Personalmente ho ravvisato come proprio dal carcere emerge una forte necessità di dialogo con esse, per superare la condizione di parti barricate, per fare conoscere a chi sta dentro la sofferenza prodotta, va dunque sollecitata l’attuazione normativa, anche di rilievo costituzionale, relativa al processo tratta mentale che contiene una ferma esortazione in questo senso, richiamando al “sostegno” del detenuto, anche attraverso l’invito alla riflessione, seria e responsabile, sulla condotta, sulle motivazioni e sulle conseguenze del reato, attraverso una rivisitazione del percorso criminale, in un dialogo fra le parti, facilitato dal mediatore con un linguaggio che deve essere totalmente diverso da quello adoperato nei tribunali.
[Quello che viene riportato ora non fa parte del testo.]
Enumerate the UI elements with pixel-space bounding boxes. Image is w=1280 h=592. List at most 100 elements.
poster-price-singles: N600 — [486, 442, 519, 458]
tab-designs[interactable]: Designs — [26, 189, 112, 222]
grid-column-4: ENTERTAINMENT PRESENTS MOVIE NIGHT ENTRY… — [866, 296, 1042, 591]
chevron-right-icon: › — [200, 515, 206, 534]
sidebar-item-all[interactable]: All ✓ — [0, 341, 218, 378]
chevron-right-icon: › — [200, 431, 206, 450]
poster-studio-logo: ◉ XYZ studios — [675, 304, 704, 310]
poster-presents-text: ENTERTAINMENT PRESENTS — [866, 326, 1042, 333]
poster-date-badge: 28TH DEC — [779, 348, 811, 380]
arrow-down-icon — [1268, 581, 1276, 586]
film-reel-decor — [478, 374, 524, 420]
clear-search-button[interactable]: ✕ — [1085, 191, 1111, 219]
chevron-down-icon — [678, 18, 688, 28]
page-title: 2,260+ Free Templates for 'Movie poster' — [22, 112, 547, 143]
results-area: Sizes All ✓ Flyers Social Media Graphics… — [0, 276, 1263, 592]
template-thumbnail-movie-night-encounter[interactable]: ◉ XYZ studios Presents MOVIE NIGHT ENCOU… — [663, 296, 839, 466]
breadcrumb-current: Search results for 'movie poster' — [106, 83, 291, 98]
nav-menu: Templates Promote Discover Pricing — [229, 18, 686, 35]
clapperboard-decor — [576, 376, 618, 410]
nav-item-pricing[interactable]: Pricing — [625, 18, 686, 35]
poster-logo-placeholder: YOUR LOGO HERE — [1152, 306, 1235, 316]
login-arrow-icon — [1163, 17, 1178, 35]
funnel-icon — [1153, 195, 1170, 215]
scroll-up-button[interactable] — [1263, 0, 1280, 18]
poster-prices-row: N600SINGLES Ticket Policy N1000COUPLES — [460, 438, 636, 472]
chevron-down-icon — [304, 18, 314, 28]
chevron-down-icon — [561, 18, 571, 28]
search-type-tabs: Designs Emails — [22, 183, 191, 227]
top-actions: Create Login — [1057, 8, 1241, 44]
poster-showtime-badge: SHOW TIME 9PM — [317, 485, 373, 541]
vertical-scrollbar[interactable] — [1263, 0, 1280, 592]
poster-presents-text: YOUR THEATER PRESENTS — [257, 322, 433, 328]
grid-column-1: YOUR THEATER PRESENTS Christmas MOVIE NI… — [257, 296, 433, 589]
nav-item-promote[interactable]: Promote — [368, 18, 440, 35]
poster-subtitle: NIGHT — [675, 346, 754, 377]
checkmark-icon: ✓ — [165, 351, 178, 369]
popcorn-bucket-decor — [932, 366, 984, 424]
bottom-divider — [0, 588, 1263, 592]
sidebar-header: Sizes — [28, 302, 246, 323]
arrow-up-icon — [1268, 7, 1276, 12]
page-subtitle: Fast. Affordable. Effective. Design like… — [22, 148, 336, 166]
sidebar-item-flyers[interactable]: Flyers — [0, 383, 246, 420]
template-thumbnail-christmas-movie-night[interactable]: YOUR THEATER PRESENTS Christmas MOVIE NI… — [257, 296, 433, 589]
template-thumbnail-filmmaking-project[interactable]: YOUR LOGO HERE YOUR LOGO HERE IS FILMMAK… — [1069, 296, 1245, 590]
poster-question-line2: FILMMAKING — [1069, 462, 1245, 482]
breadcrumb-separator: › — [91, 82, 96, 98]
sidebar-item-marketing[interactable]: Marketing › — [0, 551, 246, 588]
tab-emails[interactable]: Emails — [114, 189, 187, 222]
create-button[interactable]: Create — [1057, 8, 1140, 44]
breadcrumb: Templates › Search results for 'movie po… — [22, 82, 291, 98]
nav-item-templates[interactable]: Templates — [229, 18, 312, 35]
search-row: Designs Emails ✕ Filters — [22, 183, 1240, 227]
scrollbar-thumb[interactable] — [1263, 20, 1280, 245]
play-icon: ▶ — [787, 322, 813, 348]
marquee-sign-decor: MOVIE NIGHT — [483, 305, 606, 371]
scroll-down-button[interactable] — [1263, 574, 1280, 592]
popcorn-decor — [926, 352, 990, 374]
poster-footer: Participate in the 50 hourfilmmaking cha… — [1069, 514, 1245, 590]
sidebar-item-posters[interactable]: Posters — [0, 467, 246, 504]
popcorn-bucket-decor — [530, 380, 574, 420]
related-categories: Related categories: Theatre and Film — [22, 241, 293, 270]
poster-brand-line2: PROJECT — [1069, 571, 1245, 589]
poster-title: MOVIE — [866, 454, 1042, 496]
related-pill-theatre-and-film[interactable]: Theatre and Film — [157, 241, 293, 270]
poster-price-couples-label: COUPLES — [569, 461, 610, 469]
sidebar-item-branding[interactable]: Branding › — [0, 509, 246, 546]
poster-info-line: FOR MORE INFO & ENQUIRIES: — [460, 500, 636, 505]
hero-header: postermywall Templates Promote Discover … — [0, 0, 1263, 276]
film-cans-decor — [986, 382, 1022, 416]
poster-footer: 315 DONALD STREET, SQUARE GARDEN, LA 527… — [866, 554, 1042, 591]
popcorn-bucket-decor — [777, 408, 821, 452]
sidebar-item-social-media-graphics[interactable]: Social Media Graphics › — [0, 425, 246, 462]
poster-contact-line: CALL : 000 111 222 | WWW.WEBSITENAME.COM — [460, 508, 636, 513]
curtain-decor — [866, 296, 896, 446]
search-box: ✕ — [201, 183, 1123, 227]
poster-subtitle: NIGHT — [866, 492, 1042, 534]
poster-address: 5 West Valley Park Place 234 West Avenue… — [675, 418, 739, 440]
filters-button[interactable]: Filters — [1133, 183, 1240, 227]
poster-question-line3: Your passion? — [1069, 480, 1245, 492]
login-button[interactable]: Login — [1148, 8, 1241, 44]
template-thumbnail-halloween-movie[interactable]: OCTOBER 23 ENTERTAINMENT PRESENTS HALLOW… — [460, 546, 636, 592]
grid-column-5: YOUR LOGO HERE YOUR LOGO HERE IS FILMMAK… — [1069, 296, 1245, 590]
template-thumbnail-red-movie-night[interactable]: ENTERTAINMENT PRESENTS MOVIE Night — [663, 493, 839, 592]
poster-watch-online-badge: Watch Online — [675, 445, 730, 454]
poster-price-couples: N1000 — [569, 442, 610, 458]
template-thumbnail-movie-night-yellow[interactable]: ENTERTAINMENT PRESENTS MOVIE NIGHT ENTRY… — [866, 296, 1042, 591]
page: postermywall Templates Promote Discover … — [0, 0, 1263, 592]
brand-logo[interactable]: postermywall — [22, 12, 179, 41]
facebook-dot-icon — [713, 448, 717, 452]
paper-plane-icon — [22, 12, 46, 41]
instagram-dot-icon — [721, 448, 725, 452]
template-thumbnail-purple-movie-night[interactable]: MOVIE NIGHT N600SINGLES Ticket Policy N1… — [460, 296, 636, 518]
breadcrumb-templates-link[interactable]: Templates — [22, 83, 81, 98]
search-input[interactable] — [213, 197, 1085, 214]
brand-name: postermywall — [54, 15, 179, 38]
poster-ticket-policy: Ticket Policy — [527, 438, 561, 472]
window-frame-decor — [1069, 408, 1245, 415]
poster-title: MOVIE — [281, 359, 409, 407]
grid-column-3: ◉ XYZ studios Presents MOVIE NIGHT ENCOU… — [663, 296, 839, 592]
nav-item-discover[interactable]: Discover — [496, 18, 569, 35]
È proprio l’incontro tra le narrazioni anche lo scontro, in un originale stato dialogico, può sentire per creare una opportunità di trasformazione, per rendere visibile – come sostiene una preziosa mediatrice dell’Ufficio per la Mediazione Penale di Milano, Federica Brunelli – “il misterioso incommensurabile che sta dentro di noi”.
Ogni risorsa esistente sul territorio può essere utilizzata e finalizzata al tentativo di socializzazione del condannato.
Non è possibile che si possa sperare in un reinserimento di una persona nella società, allontanandola dalla stessa; soltanto la territorializzazione della esecuzione penale, attraverso strategie di rete può costituire un mezzo efficace per facilitare un processo di recupero sociale.
L’obiettivo è dunque un potenziamento sistemico dei rapporti tra il penale ed il sociale, tra il penitenziario ed il sociale.
Il coinvolgimento e l’integrazione delle risorse e la capacità di promuovere progetti che mettano al centro i bisogni del detenuto ed il suo recupero sono espressione del processo di responsabilizzazione di cui si deve fare carico, assieme al detenuto, tutta la società civile, proprio perché la trasgressione si è instaurata nelle problematiche individuali ma soprattutto relazionali, come fattori di maggiore rischio nella determinazione delazione e della reazione trasgressiva.
Per il raggiungimento di questo obiettivo rimangono impegnate le opere della psicologia, la famiglia, le dinamiche sociali, la società tutta intera perché il detenuto si ponga unitamente ad esse l’obiettivo della nuova definizione del suo essere sociale.
Questo percorso non può vedere estranea la società civile, la collettività intera.
L’obiettivo evidentemente è quello della costruzione di un progetto utile per la persona detenuta, perché, acquisita la consapevolezza piena e responsabile del suo debito speciale, in una sensibilità nuova che rompa con il passato, sia messo in condizione di emanciparsi non solo dallo stato di detenzione, ma anche dalle possibili trasgressioni, con evidenti riflessi positivi sulla collettività creando importanti risorse sul versante della sicurezza.